4. Critical reception and posthumous reputation
Source: Oxford University Press
Although when first exhibited at Le Barc de Boutteville’s gallery the works of the Nabi group as a whole were considered outrageous, daub-like and incomprehensible by many critics, Vuillard tended to escape the worst attacks and was quickly singled out for praise by such critics as Roger Marx, Thadée Natanson and Léon-Paul Fargue. In the climate of Symbolism, Vuillard’s ability to infuse a mundane subject with an atmosphere of mystery had a special appeal. He was much admired for his abundant natural talents by such contemporary artists as Denis, Signac and Sickert. Vuillard, however, also found a sympathetic audience among writers: he was admired by the poet Stéphane Mallarmé, and his large-scale decorations, exhibited at the Salon d’Automne of 1905, were highly praised by André Gide. Seen against the gathering momentum of developments in 20th-century art for which he felt little sympathy (Fauvism, Cubism and Surrealism), Vuillard’s style seemed to settle as a kind of latter-day Impressionism, and he became accepted as an independent member of the establishment. By the 1920s he could be accused of conservatism by the more avant-garde critics of the day, such as André Lhote, who chided him for the superficiality of attending to modish material details in his portraits and interiors. By the time of his 1938 retrospective, the critic Claude Roger-Marx (the exhibition selector) was of the opinion that Vuillard’s early works, before he was inundated with commissions for demanding clients, had been his greatest achievements.
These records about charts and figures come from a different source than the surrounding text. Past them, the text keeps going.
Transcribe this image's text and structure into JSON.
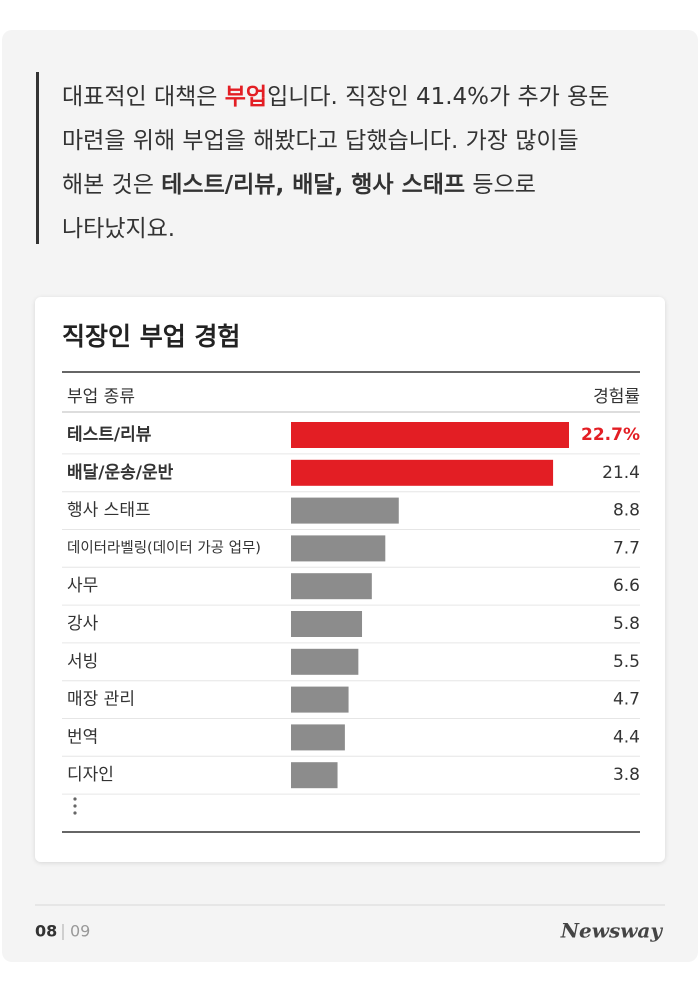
{
  "intro": {
    "lines": [
      [
        {
          "text": "대표적인 대책은 ",
          "style": "normal"
        },
        {
          "text": "부업",
          "style": "red-bold"
        },
        {
          "text": "입니다. 직장인 41.4%가 추가 용돈",
          "style": "normal"
        }
      ],
      [
        {
          "text": "마련을 위해 부업을 해봤다고 답했습니다. 가장 많이들",
          "style": "normal"
        }
      ],
      [
        {
          "text": "해본 것은 ",
          "style": "normal"
        },
        {
          "text": "테스트/리뷰, 배달, 행사 스태프",
          "style": "bold"
        },
        {
          "text": " 등으로",
          "style": "normal"
        }
      ],
      [
        {
          "text": "나타났지요.",
          "style": "normal"
        }
      ]
    ]
  },
  "chart_data": {
    "type": "bar",
    "orientation": "horizontal",
    "title": "직장인 부업 경험",
    "category_header": "부업 종류",
    "value_header": "경험률",
    "categories": [
      "테스트/리뷰",
      "배달/운송/운반",
      "행사 스태프",
      "데이터라벨링(데이터 가공 업무)",
      "사무",
      "강사",
      "서빙",
      "매장 관리",
      "번역",
      "디자인"
    ],
    "values": [
      22.7,
      21.4,
      8.8,
      7.7,
      6.6,
      5.8,
      5.5,
      4.7,
      4.4,
      3.8
    ],
    "value_labels": [
      "22.7%",
      "21.4",
      "8.8",
      "7.7",
      "6.6",
      "5.8",
      "5.5",
      "4.7",
      "4.4",
      "3.8"
    ],
    "colors": [
      "#e31e24",
      "#e31e24",
      "#8c8c8c",
      "#8c8c8c",
      "#8c8c8c",
      "#8c8c8c",
      "#8c8c8c",
      "#8c8c8c",
      "#8c8c8c",
      "#8c8c8c"
    ],
    "highlight_color": "#e31e24",
    "value_label_colors": [
      "#e31e24",
      "#333333",
      "#333333",
      "#333333",
      "#333333",
      "#333333",
      "#333333",
      "#333333",
      "#333333",
      "#333333"
    ]
  },
  "footer": {
    "page": "08",
    "total": "09",
    "brand": "Newsway"
  }
}
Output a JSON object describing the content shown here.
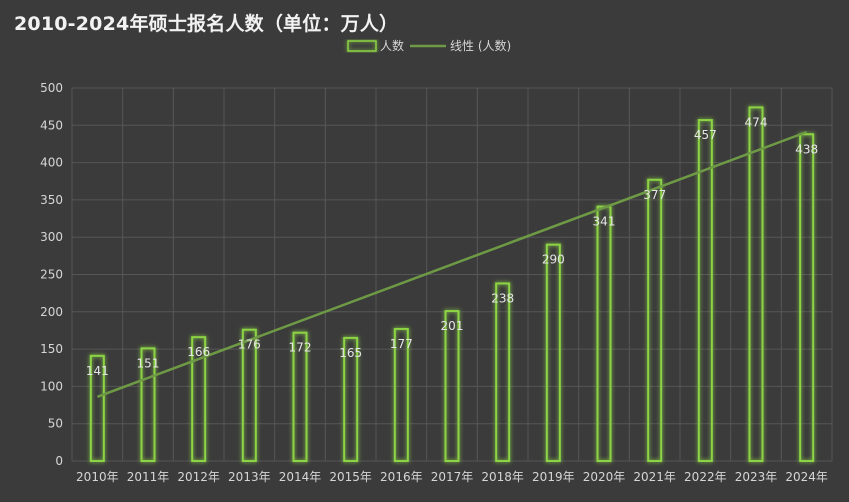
{
  "chart_data": {
    "type": "bar",
    "title": "2010-2024年硕士报名人数（单位：万人）",
    "categories": [
      "2010年",
      "2011年",
      "2012年",
      "2013年",
      "2014年",
      "2015年",
      "2016年",
      "2017年",
      "2018年",
      "2019年",
      "2020年",
      "2021年",
      "2022年",
      "2023年",
      "2024年"
    ],
    "series": [
      {
        "name": "人数",
        "values": [
          141,
          151,
          166,
          176,
          172,
          165,
          177,
          201,
          238,
          290,
          341,
          377,
          457,
          474,
          438
        ]
      }
    ],
    "trendline": {
      "name": "线性 (人数)",
      "start": 86,
      "end": 441
    },
    "ylim": [
      0,
      500
    ],
    "yticks": [
      0,
      50,
      100,
      150,
      200,
      250,
      300,
      350,
      400,
      450,
      500
    ],
    "xlabel": "",
    "ylabel": "",
    "grid": true,
    "legend_position": "top-center",
    "colors": {
      "background": "#3b3b3b",
      "bar_stroke": "#8cd444",
      "bar_glow": "#5fa82a",
      "trendline": "#6e9a45",
      "grid": "#565656"
    }
  }
}
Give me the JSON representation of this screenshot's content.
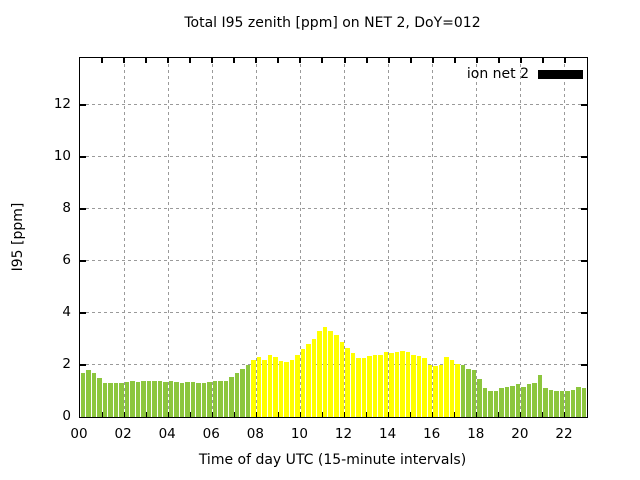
{
  "chart_data": {
    "type": "bar",
    "title": "Total I95 zenith [ppm] on NET 2, DoY=012",
    "xlabel": "Time of day UTC (15-minute intervals)",
    "ylabel": "I95 [ppm]",
    "legend": {
      "label": "ion net 2",
      "swatch_color": "#000000",
      "position": "top-right-inside"
    },
    "grid": {
      "enabled": true,
      "style": "dashed",
      "color": "#9a9a9a",
      "x_step_hours": 2,
      "y_step": 2
    },
    "xlim_hours": [
      0,
      23
    ],
    "ylim": [
      0,
      13.8
    ],
    "yticks": [
      "0",
      "2",
      "4",
      "6",
      "8",
      "10",
      "12"
    ],
    "ytick_values": [
      0,
      2,
      4,
      6,
      8,
      10,
      12
    ],
    "xticks": [
      "00",
      "02",
      "04",
      "06",
      "08",
      "10",
      "12",
      "14",
      "16",
      "18",
      "20",
      "22"
    ],
    "xtick_hours": [
      0,
      2,
      4,
      6,
      8,
      10,
      12,
      14,
      16,
      18,
      20,
      22
    ],
    "minor_tick_every_hours": 1,
    "bar_interval_minutes": 15,
    "palette": {
      "green": "#8CC63E",
      "yellow": "#FFFF00"
    },
    "color_segments": [
      {
        "start_index": 0,
        "end_index": 30,
        "color_key": "green"
      },
      {
        "start_index": 31,
        "end_index": 68,
        "color_key": "yellow"
      },
      {
        "start_index": 69,
        "end_index": 91,
        "color_key": "green"
      }
    ],
    "times": [
      "00:00",
      "00:15",
      "00:30",
      "00:45",
      "01:00",
      "01:15",
      "01:30",
      "01:45",
      "02:00",
      "02:15",
      "02:30",
      "02:45",
      "03:00",
      "03:15",
      "03:30",
      "03:45",
      "04:00",
      "04:15",
      "04:30",
      "04:45",
      "05:00",
      "05:15",
      "05:30",
      "05:45",
      "06:00",
      "06:15",
      "06:30",
      "06:45",
      "07:00",
      "07:15",
      "07:30",
      "07:45",
      "08:00",
      "08:15",
      "08:30",
      "08:45",
      "09:00",
      "09:15",
      "09:30",
      "09:45",
      "10:00",
      "10:15",
      "10:30",
      "10:45",
      "11:00",
      "11:15",
      "11:30",
      "11:45",
      "12:00",
      "12:15",
      "12:30",
      "12:45",
      "13:00",
      "13:15",
      "13:30",
      "13:45",
      "14:00",
      "14:15",
      "14:30",
      "14:45",
      "15:00",
      "15:15",
      "15:30",
      "15:45",
      "16:00",
      "16:15",
      "16:30",
      "16:45",
      "17:00",
      "17:15",
      "17:30",
      "17:45",
      "18:00",
      "18:15",
      "18:30",
      "18:45",
      "19:00",
      "19:15",
      "19:30",
      "19:45",
      "20:00",
      "20:15",
      "20:30",
      "20:45",
      "21:00",
      "21:15",
      "21:30",
      "21:45",
      "22:00",
      "22:15",
      "22:30",
      "22:45"
    ],
    "values": [
      1.7,
      1.8,
      1.7,
      1.5,
      1.3,
      1.3,
      1.3,
      1.3,
      1.35,
      1.4,
      1.35,
      1.4,
      1.4,
      1.4,
      1.4,
      1.35,
      1.4,
      1.35,
      1.3,
      1.35,
      1.35,
      1.3,
      1.3,
      1.35,
      1.4,
      1.4,
      1.4,
      1.55,
      1.7,
      1.85,
      2.0,
      2.2,
      2.3,
      2.2,
      2.4,
      2.3,
      2.15,
      2.1,
      2.2,
      2.4,
      2.6,
      2.8,
      3.0,
      3.3,
      3.45,
      3.3,
      3.15,
      2.9,
      2.65,
      2.45,
      2.25,
      2.25,
      2.35,
      2.4,
      2.4,
      2.5,
      2.45,
      2.5,
      2.55,
      2.5,
      2.4,
      2.35,
      2.25,
      2.0,
      1.95,
      2.0,
      2.3,
      2.2,
      2.05,
      2.0,
      1.85,
      1.8,
      1.45,
      1.1,
      1.0,
      1.0,
      1.1,
      1.15,
      1.2,
      1.25,
      1.15,
      1.25,
      1.3,
      1.6,
      1.1,
      1.05,
      1.0,
      1.0,
      1.0,
      1.05,
      1.15,
      1.1
    ]
  }
}
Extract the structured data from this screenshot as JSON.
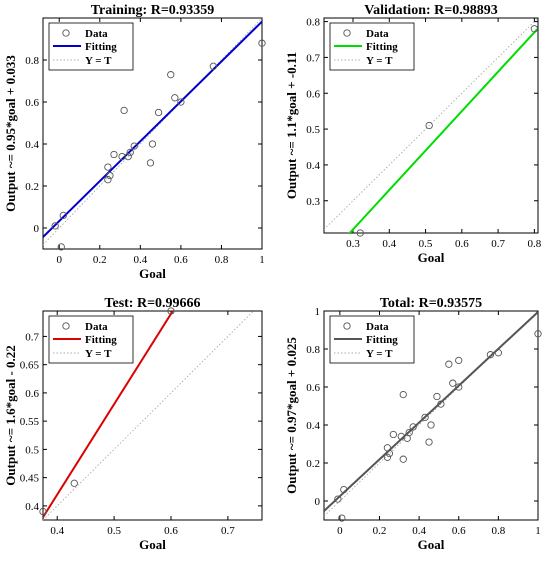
{
  "chart_data": [
    {
      "type": "scatter",
      "title": "Training: R=0.93359",
      "xlabel": "Goal",
      "ylabel": "Output ~= 0.95*goal + 0.033",
      "xlim": [
        -0.08,
        1.0
      ],
      "ylim": [
        -0.1,
        1.0
      ],
      "xticks": [
        0,
        0.2,
        0.4,
        0.6,
        0.8,
        1
      ],
      "yticks": [
        0,
        0.2,
        0.4,
        0.6,
        0.8
      ],
      "xtick_labels": [
        "0",
        "0.2",
        "0.4",
        "0.6",
        "0.8",
        "1"
      ],
      "ytick_labels": [
        "0",
        "0.2",
        "0.4",
        "0.6",
        "0.8"
      ],
      "fit": {
        "slope": 0.95,
        "intercept": 0.033
      },
      "fit_color": "#0000cc",
      "legend": {
        "placement": "top-left",
        "entries": [
          "Data",
          "Fitting",
          "Y = T"
        ]
      },
      "points": [
        {
          "x": -0.02,
          "y": 0.01
        },
        {
          "x": 0.01,
          "y": -0.09
        },
        {
          "x": 0.02,
          "y": 0.06
        },
        {
          "x": 0.24,
          "y": 0.23
        },
        {
          "x": 0.24,
          "y": 0.29
        },
        {
          "x": 0.25,
          "y": 0.25
        },
        {
          "x": 0.27,
          "y": 0.35
        },
        {
          "x": 0.31,
          "y": 0.34
        },
        {
          "x": 0.32,
          "y": 0.56
        },
        {
          "x": 0.34,
          "y": 0.34
        },
        {
          "x": 0.35,
          "y": 0.36
        },
        {
          "x": 0.37,
          "y": 0.39
        },
        {
          "x": 0.45,
          "y": 0.31
        },
        {
          "x": 0.46,
          "y": 0.4
        },
        {
          "x": 0.49,
          "y": 0.55
        },
        {
          "x": 0.55,
          "y": 0.73
        },
        {
          "x": 0.57,
          "y": 0.62
        },
        {
          "x": 0.6,
          "y": 0.6
        },
        {
          "x": 0.76,
          "y": 0.77
        },
        {
          "x": 1.0,
          "y": 0.88
        }
      ]
    },
    {
      "type": "scatter",
      "title": "Validation: R=0.98893",
      "xlabel": "Goal",
      "ylabel": "Output ~= 1.1*goal + -0.11",
      "xlim": [
        0.22,
        0.81
      ],
      "ylim": [
        0.21,
        0.81
      ],
      "xticks": [
        0.3,
        0.4,
        0.5,
        0.6,
        0.7,
        0.8
      ],
      "yticks": [
        0.3,
        0.4,
        0.5,
        0.6,
        0.7,
        0.8
      ],
      "xtick_labels": [
        "0.3",
        "0.4",
        "0.5",
        "0.6",
        "0.7",
        "0.8"
      ],
      "ytick_labels": [
        "0.3",
        "0.4",
        "0.5",
        "0.6",
        "0.7",
        "0.8"
      ],
      "fit": {
        "slope": 1.1,
        "intercept": -0.11
      },
      "fit_color": "#00dd00",
      "legend": {
        "placement": "top-left",
        "entries": [
          "Data",
          "Fitting",
          "Y = T"
        ]
      },
      "points": [
        {
          "x": 0.32,
          "y": 0.21
        },
        {
          "x": 0.51,
          "y": 0.51
        },
        {
          "x": 0.8,
          "y": 0.78
        }
      ]
    },
    {
      "type": "scatter",
      "title": "Test: R=0.99666",
      "xlabel": "Goal",
      "ylabel": "Output ~= 1.6*goal - 0.22",
      "xlim": [
        0.375,
        0.76
      ],
      "ylim": [
        0.375,
        0.745
      ],
      "xticks": [
        0.4,
        0.5,
        0.6,
        0.7
      ],
      "yticks": [
        0.4,
        0.45,
        0.5,
        0.55,
        0.6,
        0.65,
        0.7
      ],
      "xtick_labels": [
        "0.4",
        "0.5",
        "0.6",
        "0.7"
      ],
      "ytick_labels": [
        "0.4",
        "0.45",
        "0.5",
        "0.55",
        "0.6",
        "0.65",
        "0.7"
      ],
      "fit": {
        "slope": 1.6,
        "intercept": -0.22
      },
      "fit_color": "#dd0000",
      "legend": {
        "placement": "top-left",
        "entries": [
          "Data",
          "Fitting",
          "Y = T"
        ]
      },
      "points": [
        {
          "x": 0.375,
          "y": 0.39
        },
        {
          "x": 0.43,
          "y": 0.44
        },
        {
          "x": 0.6,
          "y": 0.745
        }
      ]
    },
    {
      "type": "scatter",
      "title": "Total: R=0.93575",
      "xlabel": "Goal",
      "ylabel": "Output ~= 0.97*goal + 0.025",
      "xlim": [
        -0.08,
        1.0
      ],
      "ylim": [
        -0.1,
        1.0
      ],
      "xticks": [
        0,
        0.2,
        0.4,
        0.6,
        0.8,
        1
      ],
      "yticks": [
        0,
        0.2,
        0.4,
        0.6,
        0.8,
        1
      ],
      "xtick_labels": [
        "0",
        "0.2",
        "0.4",
        "0.6",
        "0.8",
        "1"
      ],
      "ytick_labels": [
        "0",
        "0.2",
        "0.4",
        "0.6",
        "0.8",
        "1"
      ],
      "fit": {
        "slope": 0.97,
        "intercept": 0.025
      },
      "fit_color": "#555555",
      "legend": {
        "placement": "top-left",
        "entries": [
          "Data",
          "Fitting",
          "Y = T"
        ]
      },
      "points": [
        {
          "x": -0.01,
          "y": 0.01
        },
        {
          "x": 0.01,
          "y": -0.09
        },
        {
          "x": 0.02,
          "y": 0.06
        },
        {
          "x": 0.24,
          "y": 0.23
        },
        {
          "x": 0.24,
          "y": 0.28
        },
        {
          "x": 0.25,
          "y": 0.25
        },
        {
          "x": 0.27,
          "y": 0.35
        },
        {
          "x": 0.31,
          "y": 0.34
        },
        {
          "x": 0.32,
          "y": 0.56
        },
        {
          "x": 0.32,
          "y": 0.22
        },
        {
          "x": 0.34,
          "y": 0.33
        },
        {
          "x": 0.35,
          "y": 0.36
        },
        {
          "x": 0.37,
          "y": 0.39
        },
        {
          "x": 0.43,
          "y": 0.44
        },
        {
          "x": 0.45,
          "y": 0.31
        },
        {
          "x": 0.46,
          "y": 0.4
        },
        {
          "x": 0.49,
          "y": 0.55
        },
        {
          "x": 0.51,
          "y": 0.51
        },
        {
          "x": 0.55,
          "y": 0.72
        },
        {
          "x": 0.57,
          "y": 0.62
        },
        {
          "x": 0.6,
          "y": 0.6
        },
        {
          "x": 0.6,
          "y": 0.74
        },
        {
          "x": 0.76,
          "y": 0.77
        },
        {
          "x": 0.8,
          "y": 0.78
        },
        {
          "x": 1.0,
          "y": 0.88
        }
      ]
    }
  ]
}
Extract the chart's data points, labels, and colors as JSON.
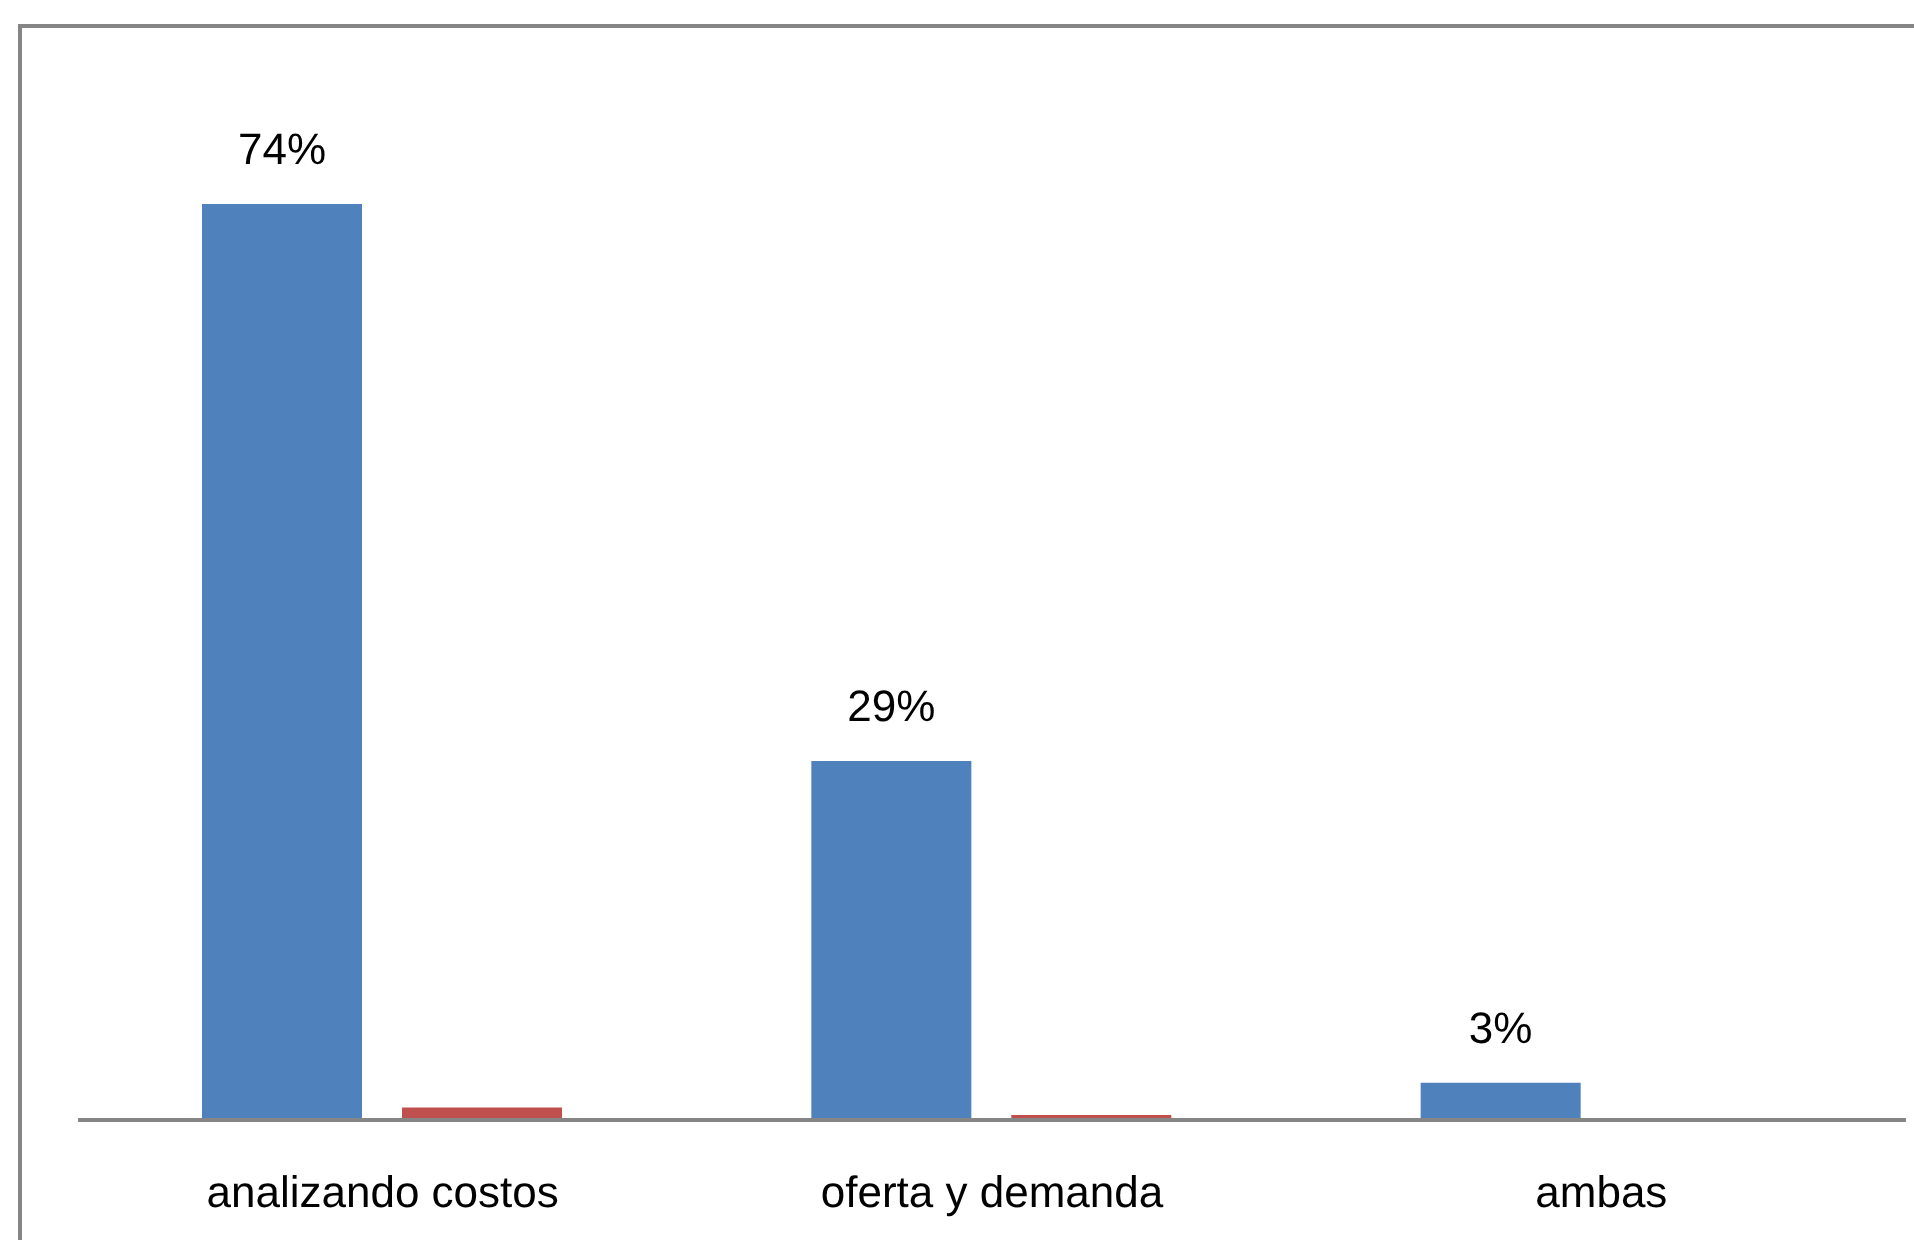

This preference for the early experimental work, a syndrome of modernist criticism, affects the work of many artists who, like Vuillard, made the transition from the avant-garde to the establishment.
Given his particular sensitivity to the study of everyday life, of domestic interiors and their inhabitants, Vuillard has frequently been categorized as an intimiste, belonging to the realist domestic tradition in painting that had its roots in the Netherlands in the 17th century and that was carried forward in France by such artists as Watteau, Chardin and Corot. Since Vuillard’s death, his qualities as a colourist and an experimenter in tone have continued to be celebrated. The mysterious magic of his early interiors continues to hold the widest appeal, while his considerable achievements in the sphere of decorative painting are beginning to be more fully appreciated.